アキラはその内容を見透かしており、予め用意していた言葉を素早く並べた。落ち着いた様子でつらつらと話す彼の姿はとても大学生に思えず、クレーム処理に慣れた営業マンと見間違う程だった。
「ハイパーリンクの実験に参加した報酬は、音信不通になってからの間、一時的にこちらで預かってもらいました。経過レポートと引き換えが条件なので。実験成功に関する追加報酬は、本社研究施設にお越しいただき、テストドライバーで確証を得てからの支払いとなります」
それからアキラは山本が体で隠そうとしている奥の様子を、いささか強引に覗き込んだ。薄暗く乱雑に散らかった室内に眉を顰めながらも、平穏な口調で続けた。

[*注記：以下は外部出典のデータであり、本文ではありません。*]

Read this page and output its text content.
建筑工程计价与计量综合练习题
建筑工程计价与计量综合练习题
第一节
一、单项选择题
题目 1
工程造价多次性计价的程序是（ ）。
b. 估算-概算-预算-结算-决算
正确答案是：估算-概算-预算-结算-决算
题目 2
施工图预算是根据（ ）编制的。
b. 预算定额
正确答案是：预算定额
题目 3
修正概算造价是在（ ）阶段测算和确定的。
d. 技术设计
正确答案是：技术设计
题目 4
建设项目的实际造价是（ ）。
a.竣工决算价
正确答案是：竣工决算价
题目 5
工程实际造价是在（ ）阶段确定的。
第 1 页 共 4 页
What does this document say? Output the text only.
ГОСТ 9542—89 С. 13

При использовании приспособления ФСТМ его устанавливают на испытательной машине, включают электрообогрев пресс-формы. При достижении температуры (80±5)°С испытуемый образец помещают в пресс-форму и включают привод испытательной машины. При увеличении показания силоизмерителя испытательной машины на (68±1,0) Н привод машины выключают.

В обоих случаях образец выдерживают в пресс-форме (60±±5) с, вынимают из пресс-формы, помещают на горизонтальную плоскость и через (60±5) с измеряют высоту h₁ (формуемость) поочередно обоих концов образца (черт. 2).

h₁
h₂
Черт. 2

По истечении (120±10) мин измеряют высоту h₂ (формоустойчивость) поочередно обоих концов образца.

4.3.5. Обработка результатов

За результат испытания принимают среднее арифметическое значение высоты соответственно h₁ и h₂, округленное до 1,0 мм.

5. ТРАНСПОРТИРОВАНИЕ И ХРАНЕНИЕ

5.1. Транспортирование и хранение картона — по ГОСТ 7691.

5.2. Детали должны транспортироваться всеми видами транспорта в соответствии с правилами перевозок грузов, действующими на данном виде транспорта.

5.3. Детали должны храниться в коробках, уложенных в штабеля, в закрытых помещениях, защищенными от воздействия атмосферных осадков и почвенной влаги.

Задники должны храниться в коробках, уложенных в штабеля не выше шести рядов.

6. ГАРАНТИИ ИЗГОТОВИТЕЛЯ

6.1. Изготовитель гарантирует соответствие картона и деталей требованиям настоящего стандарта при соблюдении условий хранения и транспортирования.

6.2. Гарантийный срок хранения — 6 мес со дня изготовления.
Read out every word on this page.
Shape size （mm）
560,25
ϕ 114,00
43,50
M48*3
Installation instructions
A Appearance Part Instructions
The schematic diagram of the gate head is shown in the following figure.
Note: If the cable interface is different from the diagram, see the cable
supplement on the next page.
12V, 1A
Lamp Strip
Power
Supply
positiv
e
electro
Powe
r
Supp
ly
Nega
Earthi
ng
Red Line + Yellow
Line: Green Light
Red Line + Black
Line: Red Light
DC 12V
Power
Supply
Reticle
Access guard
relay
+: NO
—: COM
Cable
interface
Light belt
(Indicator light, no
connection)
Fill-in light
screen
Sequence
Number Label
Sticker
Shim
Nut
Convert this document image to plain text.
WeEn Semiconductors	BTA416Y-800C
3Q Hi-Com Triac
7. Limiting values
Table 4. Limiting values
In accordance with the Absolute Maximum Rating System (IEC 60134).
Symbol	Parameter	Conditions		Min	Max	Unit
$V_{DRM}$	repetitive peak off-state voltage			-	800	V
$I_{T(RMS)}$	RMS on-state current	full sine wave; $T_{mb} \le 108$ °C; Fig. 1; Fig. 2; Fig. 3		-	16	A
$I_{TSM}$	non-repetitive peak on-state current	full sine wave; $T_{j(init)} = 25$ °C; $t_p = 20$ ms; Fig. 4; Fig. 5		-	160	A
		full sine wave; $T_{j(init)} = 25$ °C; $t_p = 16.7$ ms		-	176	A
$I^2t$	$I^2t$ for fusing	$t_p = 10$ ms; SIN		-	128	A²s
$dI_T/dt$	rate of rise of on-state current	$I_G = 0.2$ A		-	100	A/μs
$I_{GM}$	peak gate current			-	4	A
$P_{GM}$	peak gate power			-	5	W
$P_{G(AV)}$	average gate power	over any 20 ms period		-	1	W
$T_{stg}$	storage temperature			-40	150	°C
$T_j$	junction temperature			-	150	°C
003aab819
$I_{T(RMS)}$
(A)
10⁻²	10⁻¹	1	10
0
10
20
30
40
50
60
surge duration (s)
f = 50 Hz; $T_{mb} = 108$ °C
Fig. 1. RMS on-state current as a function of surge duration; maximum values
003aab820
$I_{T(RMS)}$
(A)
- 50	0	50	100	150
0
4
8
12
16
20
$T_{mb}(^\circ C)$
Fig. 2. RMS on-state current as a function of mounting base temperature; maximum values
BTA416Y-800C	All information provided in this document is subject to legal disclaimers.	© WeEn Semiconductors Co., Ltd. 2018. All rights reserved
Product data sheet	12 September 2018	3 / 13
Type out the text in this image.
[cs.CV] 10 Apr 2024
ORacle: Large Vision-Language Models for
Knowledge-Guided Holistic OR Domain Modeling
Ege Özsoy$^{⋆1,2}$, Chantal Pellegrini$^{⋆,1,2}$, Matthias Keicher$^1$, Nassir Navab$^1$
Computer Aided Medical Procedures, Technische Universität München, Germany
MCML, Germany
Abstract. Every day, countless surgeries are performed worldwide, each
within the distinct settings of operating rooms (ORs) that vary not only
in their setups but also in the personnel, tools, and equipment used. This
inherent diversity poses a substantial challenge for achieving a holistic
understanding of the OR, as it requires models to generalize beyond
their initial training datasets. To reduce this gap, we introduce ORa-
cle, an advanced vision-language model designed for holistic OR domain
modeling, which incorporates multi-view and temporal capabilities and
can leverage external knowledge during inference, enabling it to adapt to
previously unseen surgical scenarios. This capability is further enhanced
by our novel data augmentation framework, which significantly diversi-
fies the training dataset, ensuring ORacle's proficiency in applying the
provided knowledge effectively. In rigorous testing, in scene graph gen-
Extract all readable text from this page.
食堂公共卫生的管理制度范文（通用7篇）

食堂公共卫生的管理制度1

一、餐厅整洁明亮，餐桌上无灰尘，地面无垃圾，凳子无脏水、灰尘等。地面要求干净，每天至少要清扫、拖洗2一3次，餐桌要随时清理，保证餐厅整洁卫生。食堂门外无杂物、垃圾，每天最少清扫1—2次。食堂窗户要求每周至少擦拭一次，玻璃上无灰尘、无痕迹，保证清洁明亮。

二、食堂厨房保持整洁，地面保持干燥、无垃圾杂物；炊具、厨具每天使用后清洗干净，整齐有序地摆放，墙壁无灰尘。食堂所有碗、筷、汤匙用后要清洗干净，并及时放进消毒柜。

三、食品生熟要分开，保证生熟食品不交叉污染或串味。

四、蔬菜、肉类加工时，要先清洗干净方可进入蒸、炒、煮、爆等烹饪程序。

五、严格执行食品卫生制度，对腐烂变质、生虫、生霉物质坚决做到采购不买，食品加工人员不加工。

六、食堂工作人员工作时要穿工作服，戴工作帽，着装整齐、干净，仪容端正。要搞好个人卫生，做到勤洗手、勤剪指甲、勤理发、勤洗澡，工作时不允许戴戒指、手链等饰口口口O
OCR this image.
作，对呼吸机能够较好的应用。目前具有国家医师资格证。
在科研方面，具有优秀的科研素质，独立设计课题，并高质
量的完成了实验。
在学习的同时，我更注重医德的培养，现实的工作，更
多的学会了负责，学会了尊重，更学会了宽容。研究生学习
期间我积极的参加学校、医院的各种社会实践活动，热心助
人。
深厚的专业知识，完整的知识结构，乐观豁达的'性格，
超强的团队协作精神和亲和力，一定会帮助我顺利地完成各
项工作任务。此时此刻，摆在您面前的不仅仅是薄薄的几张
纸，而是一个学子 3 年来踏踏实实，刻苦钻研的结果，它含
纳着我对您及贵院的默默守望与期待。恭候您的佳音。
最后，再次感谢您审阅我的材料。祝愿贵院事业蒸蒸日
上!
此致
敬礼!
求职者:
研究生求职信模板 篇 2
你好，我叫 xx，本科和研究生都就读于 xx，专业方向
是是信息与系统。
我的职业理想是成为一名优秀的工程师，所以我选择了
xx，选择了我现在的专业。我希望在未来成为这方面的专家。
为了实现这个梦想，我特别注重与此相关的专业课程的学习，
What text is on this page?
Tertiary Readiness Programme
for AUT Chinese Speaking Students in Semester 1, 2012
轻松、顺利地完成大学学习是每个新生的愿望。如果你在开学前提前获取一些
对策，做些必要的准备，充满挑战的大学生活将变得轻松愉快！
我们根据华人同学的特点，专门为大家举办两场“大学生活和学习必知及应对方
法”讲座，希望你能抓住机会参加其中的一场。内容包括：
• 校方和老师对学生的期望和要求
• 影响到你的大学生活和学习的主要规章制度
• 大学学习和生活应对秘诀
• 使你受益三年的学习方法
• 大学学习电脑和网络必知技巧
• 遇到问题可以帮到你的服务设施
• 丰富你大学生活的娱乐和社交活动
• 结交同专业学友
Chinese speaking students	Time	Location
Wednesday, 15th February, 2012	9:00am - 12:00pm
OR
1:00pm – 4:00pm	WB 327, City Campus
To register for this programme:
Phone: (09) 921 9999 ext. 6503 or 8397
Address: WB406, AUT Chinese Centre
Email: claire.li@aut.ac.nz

「まずは、テストユニットを回収させてください。上がってもよろしいですか」
「ダメだ!」山本は声を荒げ、玄関に張り付いた。「俺が持ってくる」
「素人に操作されては困りますよ。契約書に書いてあるはずです」
何かが怪しい。そう感づいたアキラは、大胆にも扉を閉めようとする男の間に割って入った。家の中からカビとゴミの臭気が鼻をつく。アキラは咄嗟に事態の深刻さを理解した。
山本は奇声をあげ、何かに取り憑かれた様子で暴れ出した。アキラは突き飛ばされ、廊下の地面に背中を打ちつけた。狼狽える時間さえ与えることなく、山本は彼の上にまたがり首を両手で締め始めた。ドローンの警告ランプが点滅する。次の瞬間、テザー銃の弾丸が勢いよく射出され、発狂するセントリオンの両肩に一発づつ命中させた。被弾部位から火花が吹き出し、その躯体はショートしたように痙攣し、やがて硬直した。
自分にのしかかる重い体を押し退け、アキラは青ざめた顔で起き上がった。横になって動かなくなった山本を見て、まだ苦しさの残る首元をさする。隣人の主婦らしき中年女性が玄関の隙間から顔を覗かせており、同じように見にきた子供の目を手で覆った。アキラと目が合うと、彼女は顔をしかめたままそそくさと家の中に引っ込んだ。素っ気ない民間人を横目にやり、アキラは立ち上がって衣服の埃を払い、歪んだ眼鏡を直した。
倒れている被験者の胸元にあるバーコードを見たとき、アキラは思わず息をのんだ。しかしぼうっとしている暇もなく、彼は家の奥から聞こえる不審な物音に気を取られた。